A recent NCT survey of 2,500 women who gave birth in 2014 found that nine out of 10 had never met the midwife who delivered their baby. The tragedy of this cannot be overstated. A known midwife is statistically the most effective intervention to reducing perinatal mortality and postnatal depression. Building that trusted relationship carries a pregnant woman into motherhood on a comforting cloud of compassion and confidence. It’s efficacy is so profound that if it were a pill, not prescribing it would cause outrage. But as it’s only women looking after women, it isn’t deemed terribly important to men holding the purse strings. How many of those 101 women who took their own lives wouldn’t have done so if they had a trusted midwife to whom they could pick up the phone when they felt a dark wave about to subsume them?
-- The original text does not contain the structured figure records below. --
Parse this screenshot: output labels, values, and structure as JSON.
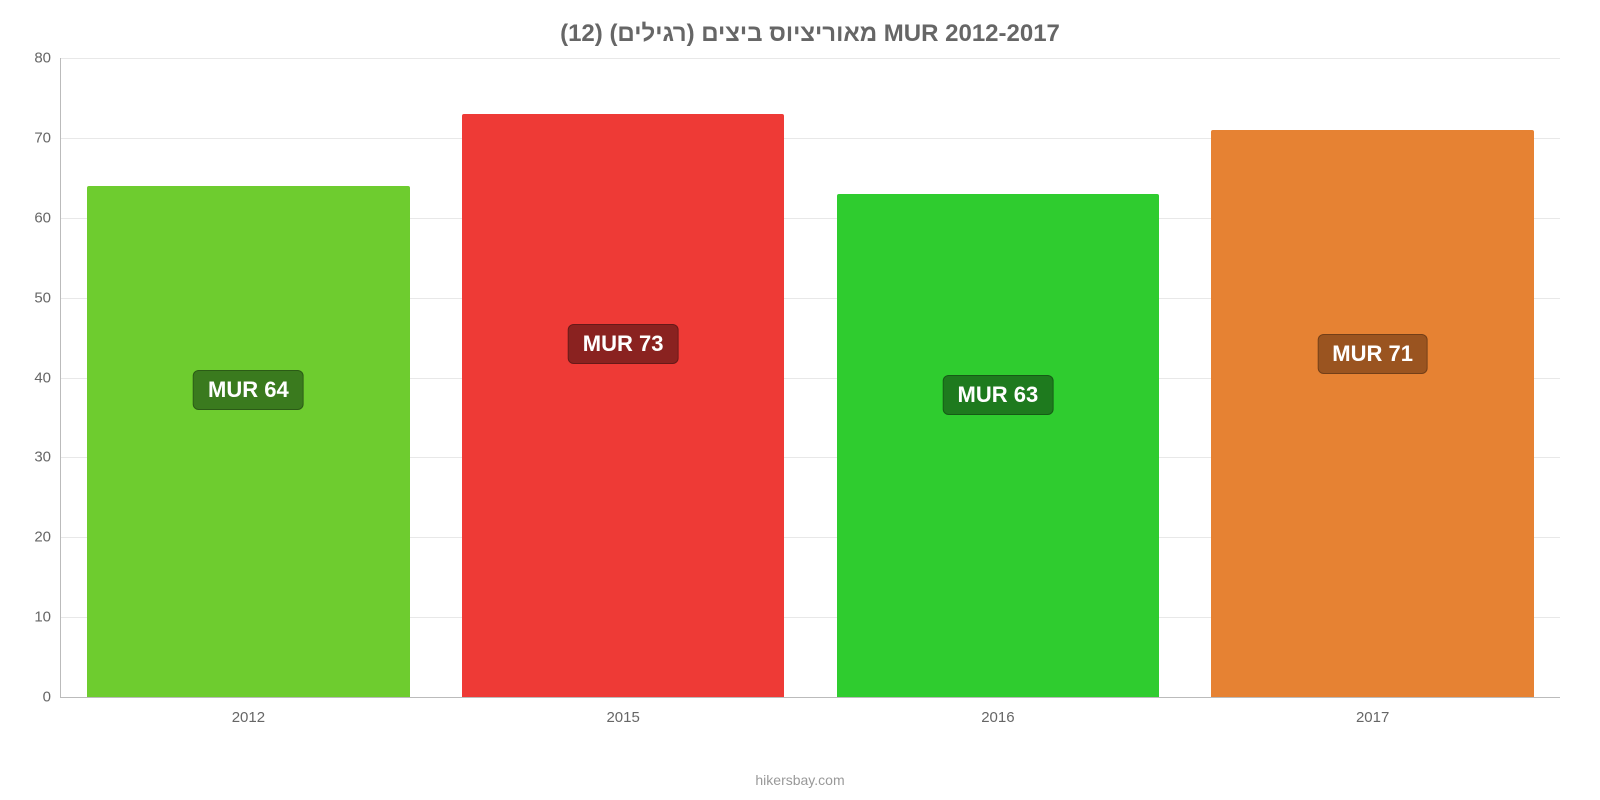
{
  "chart": {
    "type": "bar",
    "title": "מאוריציוס ביצים (רגילים) (12) MUR 2012-2017",
    "title_fontsize": 24,
    "title_color": "#666666",
    "background_color": "#ffffff",
    "grid_color": "#e8e8e8",
    "axis_color": "#bbbbbb",
    "label_color": "#666666",
    "label_fontsize": 15,
    "ylim": [
      0,
      80
    ],
    "ytick_step": 10,
    "yticks": [
      0,
      10,
      20,
      30,
      40,
      50,
      60,
      70,
      80
    ],
    "bar_width": 0.86,
    "categories": [
      "2012",
      "2015",
      "2016",
      "2017"
    ],
    "values": [
      64,
      73,
      63,
      71
    ],
    "value_labels": [
      "MUR 64",
      "MUR 73",
      "MUR 63",
      "MUR 71"
    ],
    "bar_colors": [
      "#6ecc2f",
      "#ee3a36",
      "#2fcc2f",
      "#e68233"
    ],
    "badge_colors": [
      "#3a7a1e",
      "#8a2220",
      "#1e7a1e",
      "#9a5420"
    ],
    "badge_fontsize": 22,
    "credit": "hikersbay.com"
  }
}
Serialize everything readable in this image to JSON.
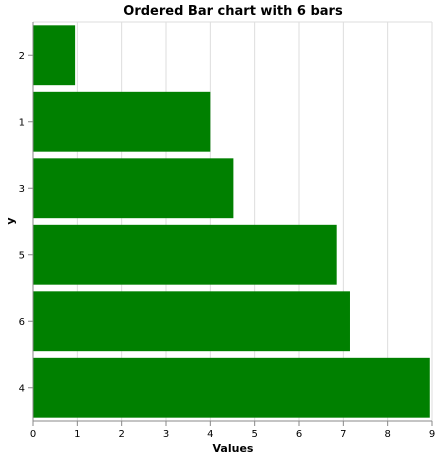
{
  "chart_data": {
    "type": "bar",
    "orientation": "horizontal",
    "title": "Ordered Bar chart with 6 bars",
    "xlabel": "Values",
    "ylabel": "y",
    "categories": [
      "2",
      "1",
      "3",
      "5",
      "6",
      "4"
    ],
    "values": [
      0.95,
      4.0,
      4.52,
      6.85,
      7.15,
      8.95
    ],
    "xlim": [
      0,
      9
    ],
    "xticks": [
      0,
      1,
      2,
      3,
      4,
      5,
      6,
      7,
      8,
      9
    ],
    "grid": true,
    "legend": "none",
    "bar_color": "#008000",
    "grid_color": "#dddddd",
    "axis_color": "#888888"
  }
}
It’s normal to feel momentarily annoyed after having a baby – 70–80 per cent of new mums describe feeling the ‘baby blues’ – a temporary sense of tearfulness, lethargy and despondency. The sudden change in hormones that occurs three to four days after giving birth can give some mothers a sharp dip in mood that can feel like a bad-ass dose of PMT. It often coincides with your breastmilk supply coming in – a double-whammy of Mother Nature’s sick sense of humour. Postnatal depression can actually appear at any time within the first two years of birth. But if you don’t emerge after a day or two feeling brighter and more loving towards your baby, it might indicate a more serious problem.
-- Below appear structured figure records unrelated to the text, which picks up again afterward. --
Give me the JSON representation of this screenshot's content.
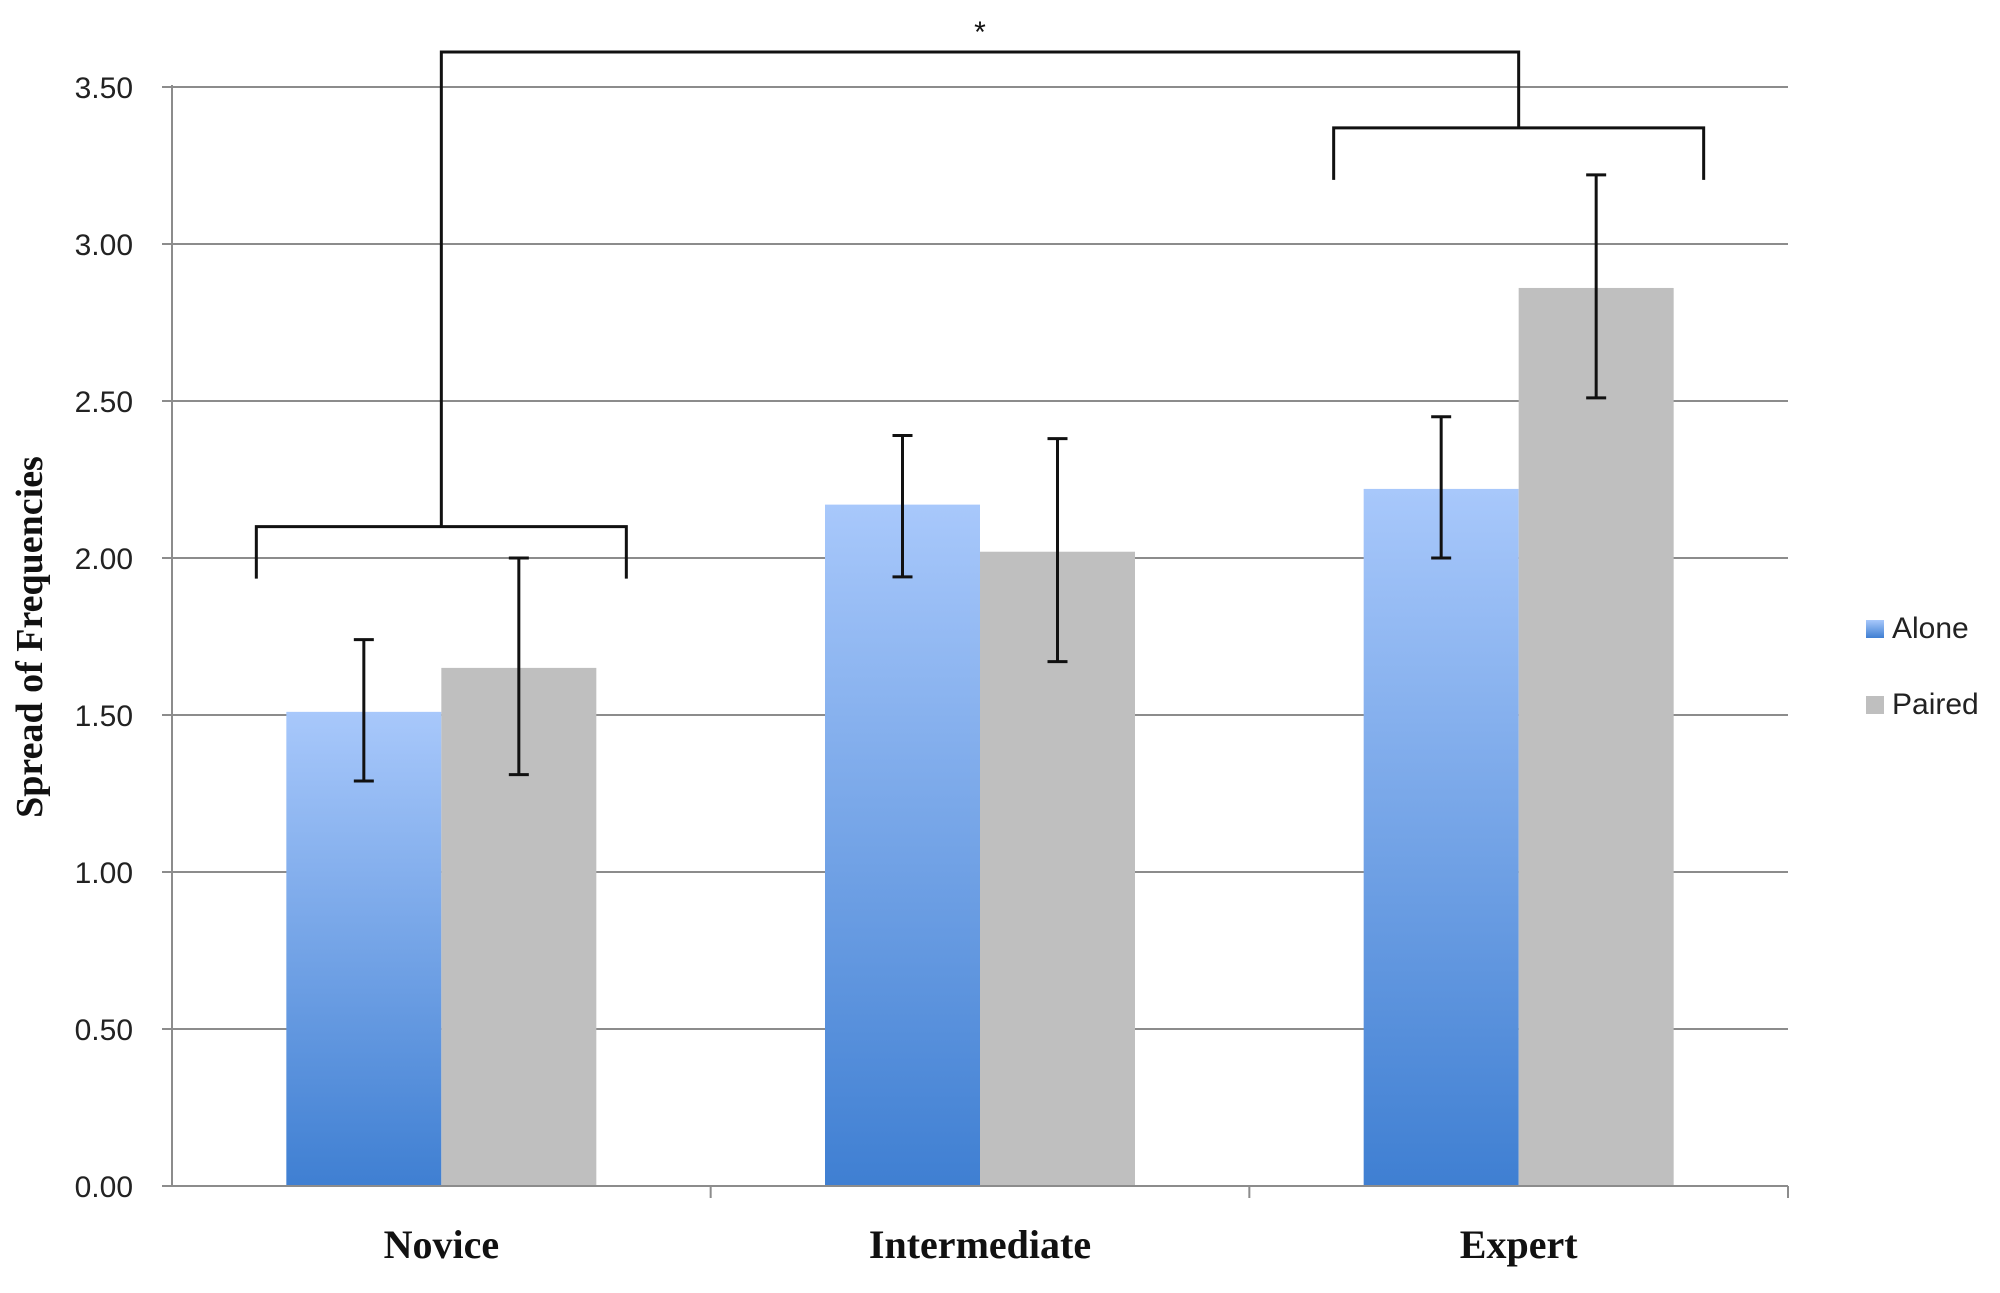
{
  "chart_data": {
    "type": "bar",
    "categories": [
      "Novice",
      "Intermediate",
      "Expert"
    ],
    "series": [
      {
        "name": "Alone",
        "values": [
          1.51,
          2.17,
          2.22
        ],
        "error_low": [
          1.29,
          1.94,
          2.0
        ],
        "error_high": [
          1.74,
          2.39,
          2.45
        ],
        "color_top": "#a8c8fb",
        "color_bottom": "#3f7fd2"
      },
      {
        "name": "Paired",
        "values": [
          1.65,
          2.02,
          2.86
        ],
        "error_low": [
          1.31,
          1.67,
          2.51
        ],
        "error_high": [
          2.0,
          2.38,
          3.22
        ],
        "color": "#bfbfbf"
      }
    ],
    "title": "",
    "xlabel": "",
    "ylabel": "Spread of Frequencies",
    "ylim": [
      0,
      3.5
    ],
    "yticks": [
      0,
      0.5,
      1.0,
      1.5,
      2.0,
      2.5,
      3.0,
      3.5
    ],
    "ytick_labels": [
      "0.00",
      "0.50",
      "1.00",
      "1.50",
      "2.00",
      "2.50",
      "3.00",
      "3.50"
    ],
    "grid": true,
    "legend_position": "right",
    "significance": {
      "marker": "*",
      "between": [
        "Novice",
        "Expert"
      ]
    },
    "colors": {
      "gridline": "#8c8c8c",
      "axis": "#8c8c8c",
      "errorbar": "#111111",
      "bracket": "#111111"
    }
  }
}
Postpartum depression is normally described as feeling an intense sadness; crying frequently; being irritable; suffering low self-esteem and exhaustion; being unable to concentrate and feeling no pleasure from family, friends or activities that you’d normally enjoy. There may even be physical manifestations: headaches, chest pains and hyperventilation, although these symptoms may be better categorised as ‘anxiety’ disorders rather than depression. Personally, I believe that we need more research to draw the distinction between new mothers who feel ‘postnatal anxiety’ rather than ‘depression’.
I suspect that anxiety disorders are more common than we realise and are all too quickly lumped together as postnatal depression. As we pile greater pressure on ourselves to achieve Pinterest-worthy ‘perfection’, we whip ourselves into a frenzy of anxiousness, questioning our lifestyles, our choices, our houses and our relationships. And beneath each of these new concerns lies the overwhelming distraction that forms the basis of evolution – is our baby going to survive? We suffer sleep deprivation, which turns up the volume on our worries and throws rationality out of the window. It really is no surprise that suicide can feel like the only exit route to women without consistent, careful support and a place to scream, cry and wail if they need to.
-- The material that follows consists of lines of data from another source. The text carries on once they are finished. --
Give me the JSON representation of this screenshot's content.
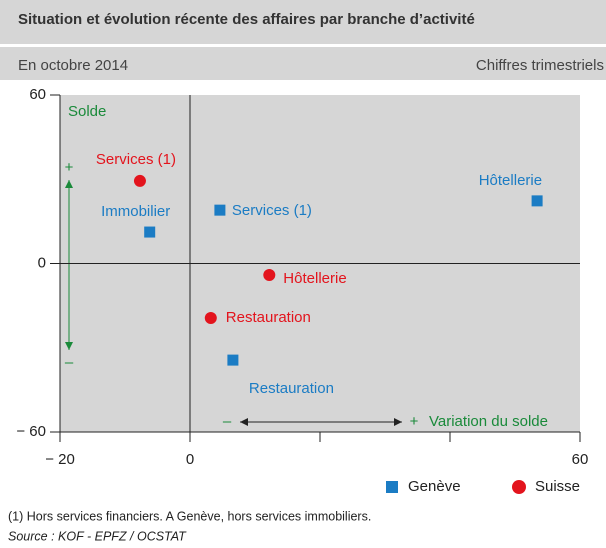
{
  "chart_data": {
    "type": "scatter",
    "title": "Situation et évolution récente des affaires par branche d’activité",
    "subtitle": "En octobre 2014",
    "subtitle_right": "Chiffres trimestriels",
    "xlim": [
      -20,
      60
    ],
    "ylim": [
      -60,
      60
    ],
    "xticks": [
      {
        "value": -20,
        "label": "− 20"
      },
      0,
      60
    ],
    "xminorticks": [
      20,
      40
    ],
    "yticks": [
      {
        "value": -60,
        "label": "− 60"
      },
      0,
      60
    ],
    "series": [
      {
        "name": "Genève",
        "color": "#1b7cc4",
        "marker": "square",
        "labels": [
          "Hôtellerie",
          "Services (1)",
          "Immobilier",
          "Restauration"
        ],
        "x": [
          53.4,
          4.6,
          -6.2,
          6.6
        ],
        "values": [
          22.3,
          19,
          11.2,
          -34.4
        ]
      },
      {
        "name": "Suisse",
        "color": "#e3141d",
        "marker": "circle",
        "labels": [
          "Services (1)",
          "Hôtellerie",
          "Restauration"
        ],
        "x": [
          -7.7,
          12.2,
          3.2
        ],
        "values": [
          29.4,
          -4.1,
          -19.4
        ]
      }
    ],
    "annotations": {
      "y_label": "Solde",
      "x_label": "Variation du solde",
      "plus": "+",
      "minus": "–"
    },
    "footnote": "(1)  Hors services financiers. A Genève, hors services immobiliers.",
    "source": "Source : KOF - EPFZ / OCSTAT"
  }
}
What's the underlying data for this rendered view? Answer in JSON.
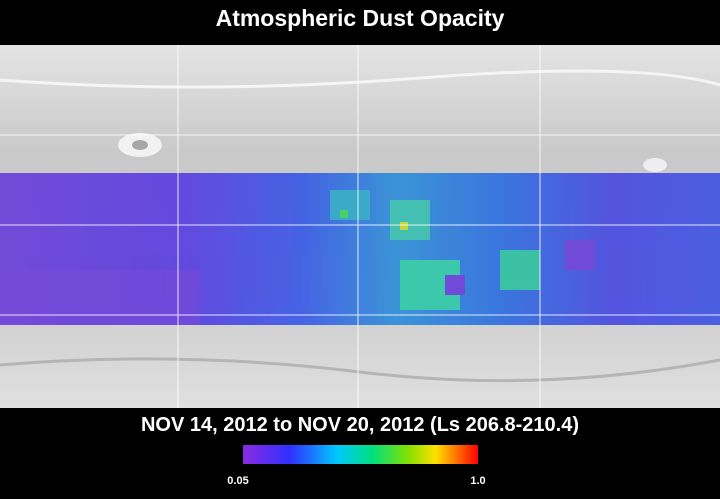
{
  "header": {
    "title": "Atmospheric Dust Opacity"
  },
  "footer": {
    "date_range": "NOV 14, 2012 to NOV 20, 2012 (Ls 206.8-210.4)"
  },
  "colorbar": {
    "min_label": "0.05",
    "max_label": "1.0"
  }
}
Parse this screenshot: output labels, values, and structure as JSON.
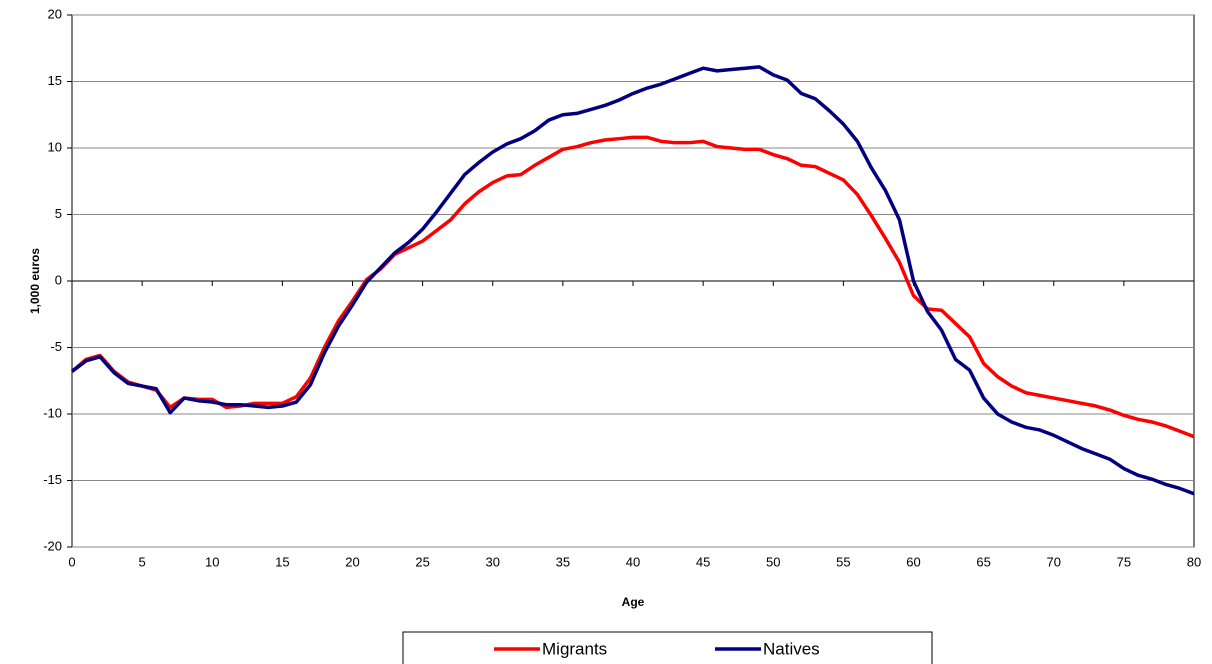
{
  "chart_data": {
    "type": "line",
    "xlabel": "Age",
    "ylabel": "1,000 euros",
    "x": [
      0,
      1,
      2,
      3,
      4,
      5,
      6,
      7,
      8,
      9,
      10,
      11,
      12,
      13,
      14,
      15,
      16,
      17,
      18,
      19,
      20,
      21,
      22,
      23,
      24,
      25,
      26,
      27,
      28,
      29,
      30,
      31,
      32,
      33,
      34,
      35,
      36,
      37,
      38,
      39,
      40,
      41,
      42,
      43,
      44,
      45,
      46,
      47,
      48,
      49,
      50,
      51,
      52,
      53,
      54,
      55,
      56,
      57,
      58,
      59,
      60,
      61,
      62,
      63,
      64,
      65,
      66,
      67,
      68,
      69,
      70,
      71,
      72,
      73,
      74,
      75,
      76,
      77,
      78,
      79,
      80
    ],
    "series": [
      {
        "name": "Migrants",
        "color": "#ff0000",
        "values": [
          -6.8,
          -5.9,
          -5.6,
          -6.8,
          -7.6,
          -7.9,
          -8.2,
          -9.5,
          -8.8,
          -8.9,
          -8.9,
          -9.5,
          -9.4,
          -9.2,
          -9.2,
          -9.2,
          -8.7,
          -7.3,
          -5.0,
          -3.0,
          -1.5,
          0.1,
          0.9,
          2.0,
          2.5,
          3.0,
          3.8,
          4.6,
          5.8,
          6.7,
          7.4,
          7.9,
          8.0,
          8.7,
          9.3,
          9.9,
          10.1,
          10.4,
          10.6,
          10.7,
          10.8,
          10.8,
          10.5,
          10.4,
          10.4,
          10.5,
          10.1,
          10.0,
          9.9,
          9.9,
          9.5,
          9.2,
          8.7,
          8.6,
          8.1,
          7.6,
          6.5,
          4.9,
          3.2,
          1.4,
          -1.1,
          -2.1,
          -2.2,
          -3.2,
          -4.2,
          -6.2,
          -7.2,
          -7.9,
          -8.4,
          -8.6,
          -8.8,
          -9.0,
          -9.2,
          -9.4,
          -9.7,
          -10.1,
          -10.4,
          -10.6,
          -10.9,
          -11.3,
          -11.7
        ]
      },
      {
        "name": "Natives",
        "color": "#000080",
        "values": [
          -6.8,
          -6.0,
          -5.7,
          -6.9,
          -7.7,
          -7.9,
          -8.1,
          -9.9,
          -8.8,
          -9.0,
          -9.1,
          -9.3,
          -9.3,
          -9.4,
          -9.5,
          -9.4,
          -9.1,
          -7.8,
          -5.4,
          -3.4,
          -1.8,
          -0.1,
          1.0,
          2.1,
          2.9,
          3.9,
          5.2,
          6.6,
          8.0,
          8.9,
          9.7,
          10.3,
          10.7,
          11.3,
          12.1,
          12.5,
          12.6,
          12.9,
          13.2,
          13.6,
          14.1,
          14.5,
          14.8,
          15.2,
          15.6,
          16.0,
          15.8,
          15.9,
          16.0,
          16.1,
          15.5,
          15.1,
          14.1,
          13.7,
          12.8,
          11.8,
          10.5,
          8.5,
          6.8,
          4.6,
          0.0,
          -2.3,
          -3.7,
          -5.9,
          -6.7,
          -8.8,
          -10.0,
          -10.6,
          -11.0,
          -11.2,
          -11.6,
          -12.1,
          -12.6,
          -13.0,
          -13.4,
          -14.1,
          -14.6,
          -14.9,
          -15.3,
          -15.6,
          -16.0
        ]
      }
    ],
    "xlim": [
      0,
      80
    ],
    "xticks": [
      0,
      5,
      10,
      15,
      20,
      25,
      30,
      35,
      40,
      45,
      50,
      55,
      60,
      65,
      70,
      75,
      80
    ],
    "ylim": [
      -20,
      20
    ],
    "yticks": [
      -20,
      -15,
      -10,
      -5,
      0,
      5,
      10,
      15,
      20
    ],
    "grid": true,
    "legend": "bottom"
  }
}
And yet, as Dr Gangopadhyay identifies, the importance of being judged to be a ‘good mother’ is so profound that many of us would choose to hide our anxieties behind a smile and a platitude about parenthood being tough for everyone.
At the end of 2016, the government announced increased funding for perinatal mental healthcare in its spending review, which may help to meet its target of halving maternal deaths by 2030. I wish them luck with that. Because all the perinatal mental health units in the world won’t be sufficient to mop up the fallout if the proper care and attention is not provided during pregnancy and birth. We need to get better at saving new mothers – from the despair inside themselves.